Inadequate childbirth-related training during pregnancy is one of the issues that should be taken into consideration. In this study, only 15.3% of women received training, while most of them did not participate in childbirth preparation classes. Training during pregnancy is an appropriate way to reduce fear of childbirth because it gives the opportunity to pregnant women to raise their awareness of pregnancy and childbirth (26).
This study indicated that the fear of childbirth among women who preferred vaginal delivery was 6.6 times more than that of those who preferred cesarean- section. Several studies reported that women who tend to have a cesarean- section fear labor pain more (17, 55-57). This can suggest that these mothers regard cesarean delivery as a painless childbirth and this might be the reason why they feel less fear than women who have preferred vaginal delivery.
In the study of Johanson et al. the highest percentage of agreement about the pregnant mothers' attitude toward cesarean delivery was that cesarean delivery was more convenient than vaginal delivery (58). In the study of Ryding et al. most of women have expressed fear of pain as the main reason for choosing cesarean- section (59).

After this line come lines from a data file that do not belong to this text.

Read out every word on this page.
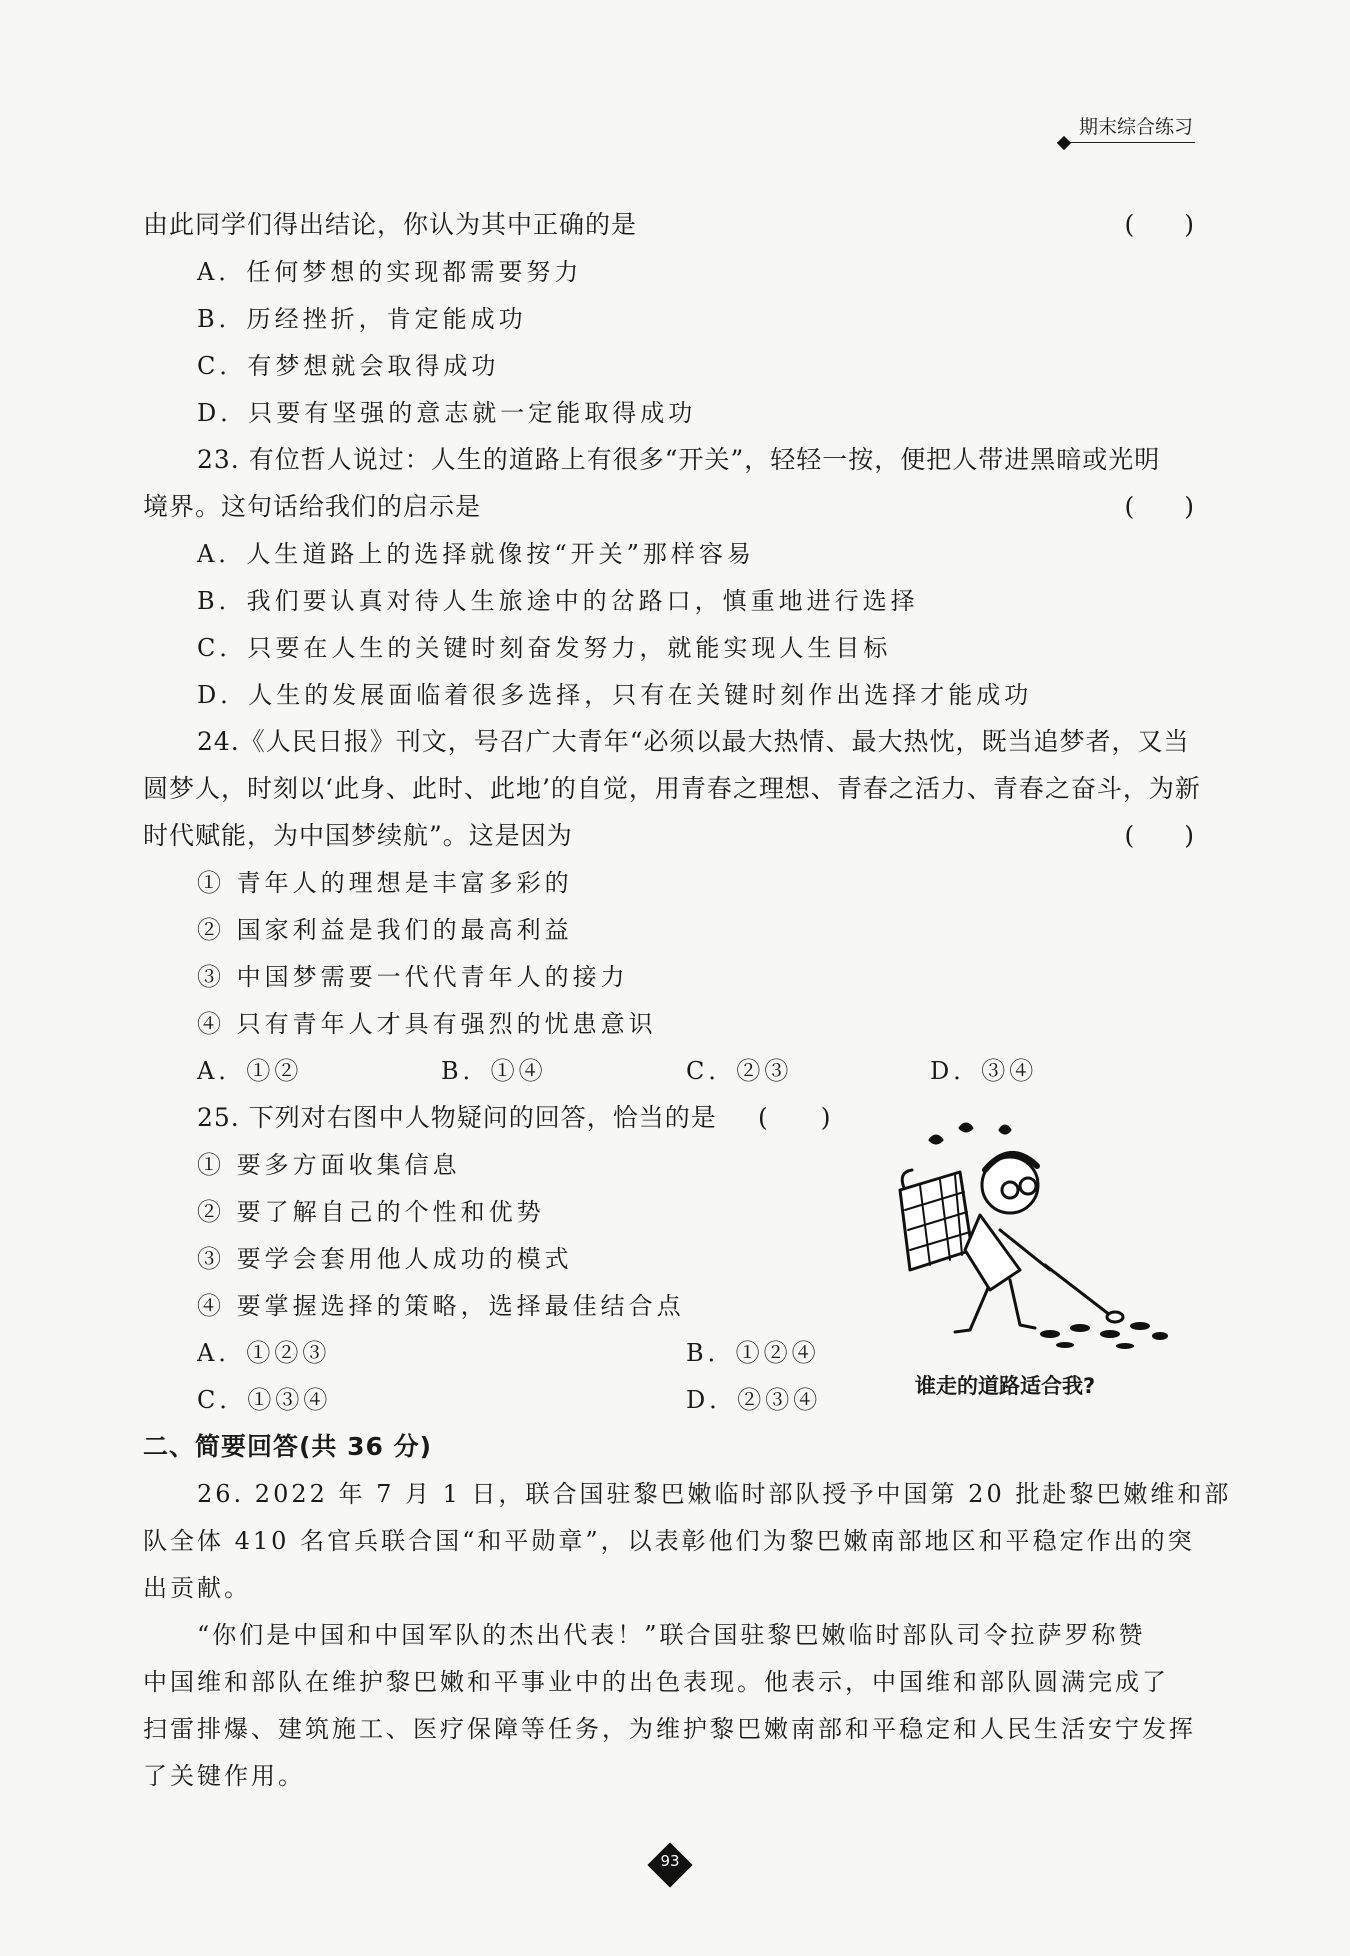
期末综合练习
由此同学们得出结论，你认为其中正确的是	(　　)
A．任何梦想的实现都需要努力
B．历经挫折，肯定能成功
C．有梦想就会取得成功
D．只要有坚强的意志就一定能取得成功
23. 有位哲人说过：人生的道路上有很多“开关”，轻轻一按，便把人带进黑暗或光明
境界。这句话给我们的启示是	(　　)
A．人生道路上的选择就像按“开关”那样容易
B．我们要认真对待人生旅途中的岔路口，慎重地进行选择
C．只要在人生的关键时刻奋发努力，就能实现人生目标
D．人生的发展面临着很多选择，只有在关键时刻作出选择才能成功
24.《人民日报》刊文，号召广大青年“必须以最大热情、最大热忱，既当追梦者，又当
圆梦人，时刻以‘此身、此时、此地’的自觉，用青春之理想、青春之活力、青春之奋斗，为新
时代赋能，为中国梦续航”。这是因为	(　　)
① 青年人的理想是丰富多彩的
② 国家利益是我们的最高利益
③ 中国梦需要一代代青年人的接力
④ 只有青年人才具有强烈的忧患意识
A．①②	B．①④	C．②③	D．③④
25. 下列对右图中人物疑问的回答，恰当的是 (　　)
① 要多方面收集信息
② 要了解自己的个性和优势
③ 要学会套用他人成功的模式
④ 要掌握选择的策略，选择最佳结合点
A．①②③	B．①②④
C．①③④	D．②③④	谁走的道路适合我?
二、简要回答(共 36 分)
26. 2022 年 7 月 1 日，联合国驻黎巴嫩临时部队授予中国第 20 批赴黎巴嫩维和部
队全体 410 名官兵联合国“和平勋章”，以表彰他们为黎巴嫩南部地区和平稳定作出的突
出贡献。
“你们是中国和中国军队的杰出代表！”联合国驻黎巴嫩临时部队司令拉萨罗称赞
中国维和部队在维护黎巴嫩和平事业中的出色表现。他表示，中国维和部队圆满完成了
扫雷排爆、建筑施工、医疗保障等任务，为维护黎巴嫩南部和平稳定和人民生活安宁发挥
了关键作用。
93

Liu et al. (2013) conducted a qualitative study entitled as “Understanding Women's Preferences and Motivational Factors in Choosing Mode of Delivery” on nulliparous women in Argentina. The findings revealed that most research units preferred natural childbirth due to cultural, individual, and social factors. They considered childbirth as a natural and healthy way for passing through the stage of femininity to the maternal stage. In contrast, cesarean- section was considered as a medical decision and often submission to medical staff decisions in the presence of medical indications. According to the results of this study, women's preference for choosing mode of delivery depends on cultural, individual, and social factors. Therefore, in a woman who chooses cesarean delivery, the first step is to listen to her dialogues to determine her awareness of natural childbirth and cesarean- section, her information resources as well as her thoughts about her personal abilities and capabilities, and what have occurred in previous deliveries (1). Health workers must be sensitive to the fact that the information needs of all women are not the same, and their information plays a role in deciding about the mode of delivery (60).

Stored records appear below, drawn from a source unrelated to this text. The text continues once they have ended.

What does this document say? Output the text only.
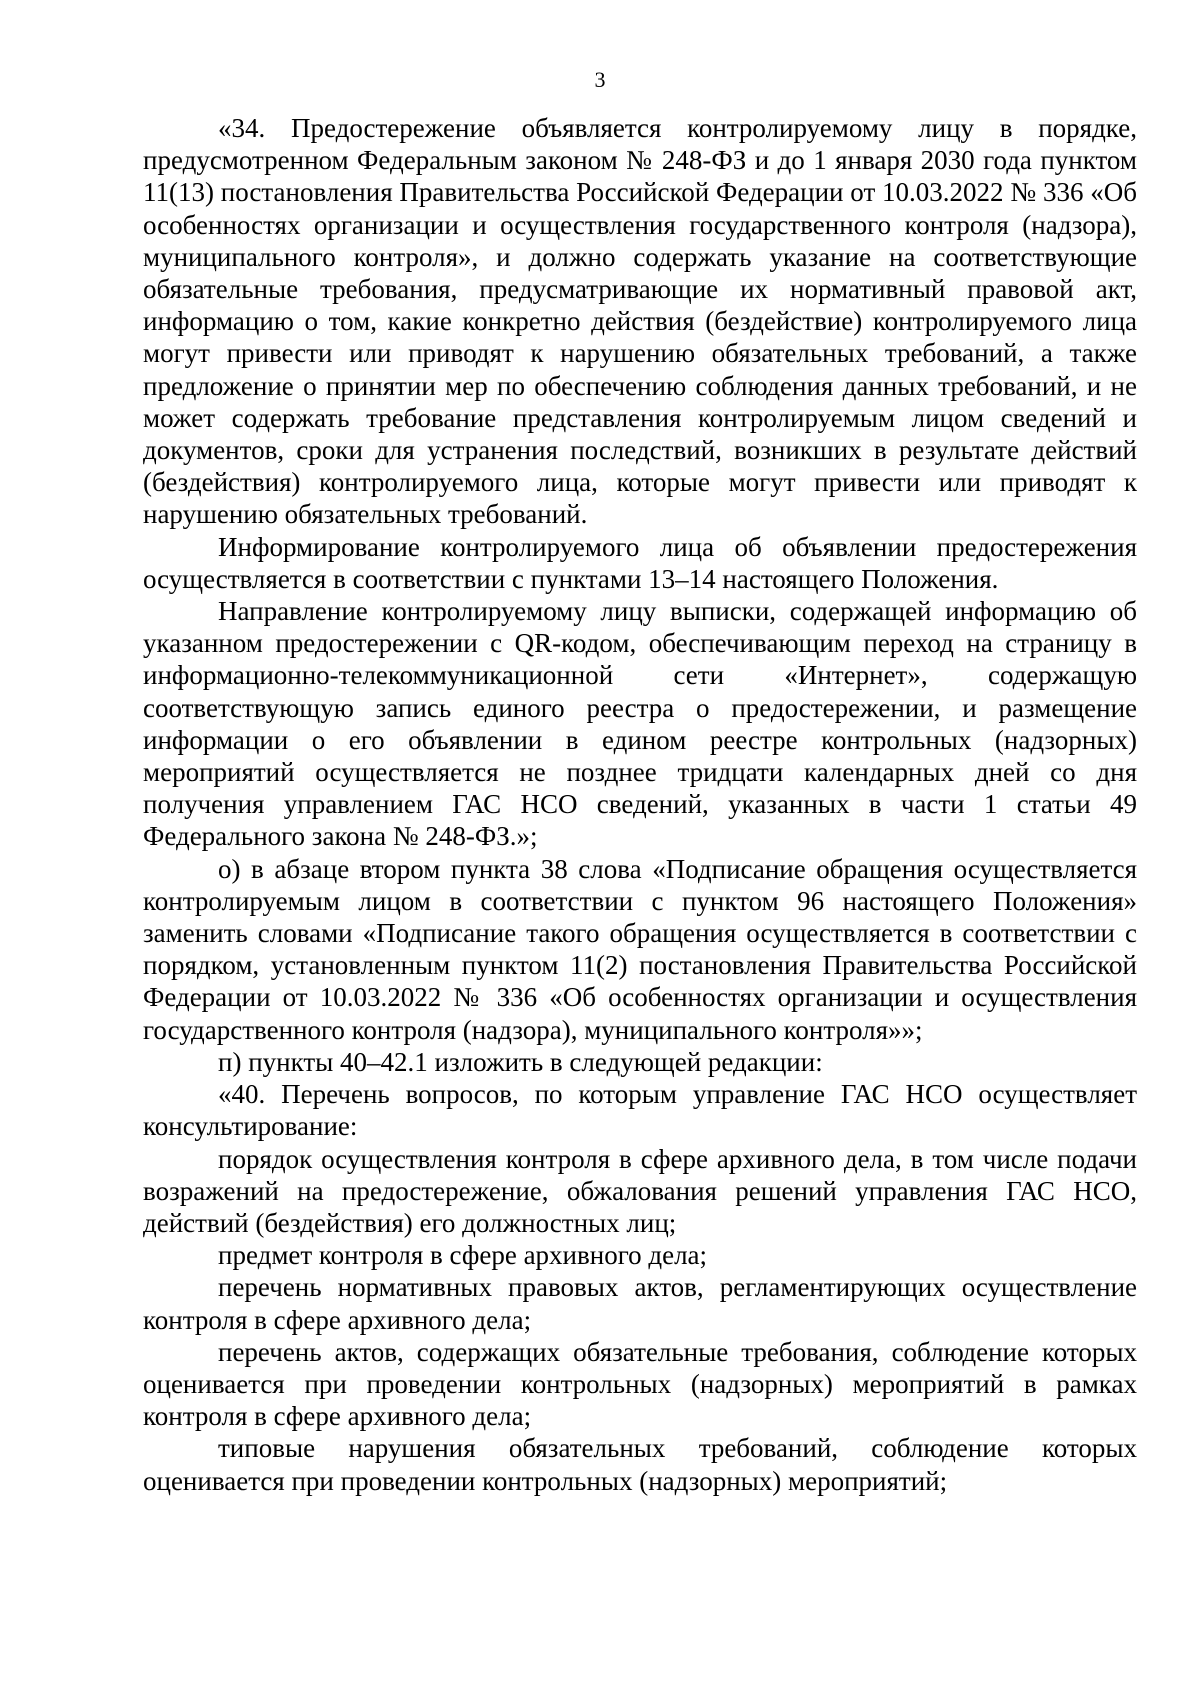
3

«34. Предостережение объявляется контролируемому лицу в порядке, предусмотренном Федеральным законом № 248-ФЗ и до 1 января 2030 года пунктом 11(13) постановления Правительства Российской Федерации от 10.03.2022 № 336 «Об особенностях организации и осуществления государственного контроля (надзора), муниципального контроля», и должно содержать указание на соответствующие обязательные требования, предусматривающие их нормативный правовой акт, информацию о том, какие конкретно действия (бездействие) контролируемого лица могут привести или приводят к нарушению обязательных требований, а также предложение о принятии мер по обеспечению соблюдения данных требований, и не может содержать требование представления контролируемым лицом сведений и документов, сроки для устранения последствий, возникших в результате действий (бездействия) контролируемого лица, которые могут привести или приводят к нарушению обязательных требований.

Информирование контролируемого лица об объявлении предостережения осуществляется в соответствии с пунктами 13–14 настоящего Положения.

Направление контролируемому лицу выписки, содержащей информацию об указанном предостережении с QR-кодом, обеспечивающим переход на страницу в информационно-телекоммуникационной сети «Интернет», содержащую соответствующую запись единого реестра о предостережении, и размещение информации о его объявлении в едином реестре контрольных (надзорных) мероприятий осуществляется не позднее тридцати календарных дней со дня получения управлением ГАС НСО сведений, указанных в части 1 статьи 49 Федерального закона № 248-ФЗ.»;

о) в абзаце втором пункта 38 слова «Подписание обращения осуществляется контролируемым лицом в соответствии с пунктом 96 настоящего Положения» заменить словами «Подписание такого обращения осуществляется в соответствии с порядком, установленным пунктом 11(2) постановления Правительства Российской Федерации от 10.03.2022 № 336 «Об особенностях организации и осуществления государственного контроля (надзора), муниципального контроля»»;

п) пункты 40–42.1 изложить в следующей редакции:

«40. Перечень вопросов, по которым управление ГАС НСО осуществляет консультирование:

порядок осуществления контроля в сфере архивного дела, в том числе подачи возражений на предостережение, обжалования решений управления ГАС НСО, действий (бездействия) его должностных лиц;

предмет контроля в сфере архивного дела;

перечень нормативных правовых актов, регламентирующих осуществление контроля в сфере архивного дела;

перечень актов, содержащих обязательные требования, соблюдение которых оценивается при проведении контрольных (надзорных) мероприятий в рамках контроля в сфере архивного дела;

типовые нарушения обязательных требований, соблюдение которых оценивается при проведении контрольных (надзорных) мероприятий;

The results of this study indicated that most of the primigravid women feared childbirth. Given that the factors associated with fear of childbirth are different in different cultures and societies, identifying these factors can be useful for planning and providing prenatal services and helping the health personnel provide better services to pregnant women. Since fear of childbirth is one of the main reasons for the increased cesarean delivery worldwide and the rate of cesarean delivery is high in Lorestan province, holding childbirth preparation classes focusing on pregnant women with fear of childbirth can be an effective measure to reduce the fear of childbirth and reinforce vaginal delivery.
The only limitation was that the study was conducted based on questionnaires with closed-ended questions and it seems that qualitative studies or open-ended questions can more deeply examine the factors associated with fear of childbirth. Therefore, due to cultural factors affecting the fear of childbirth, qualitative research is also highly recommended.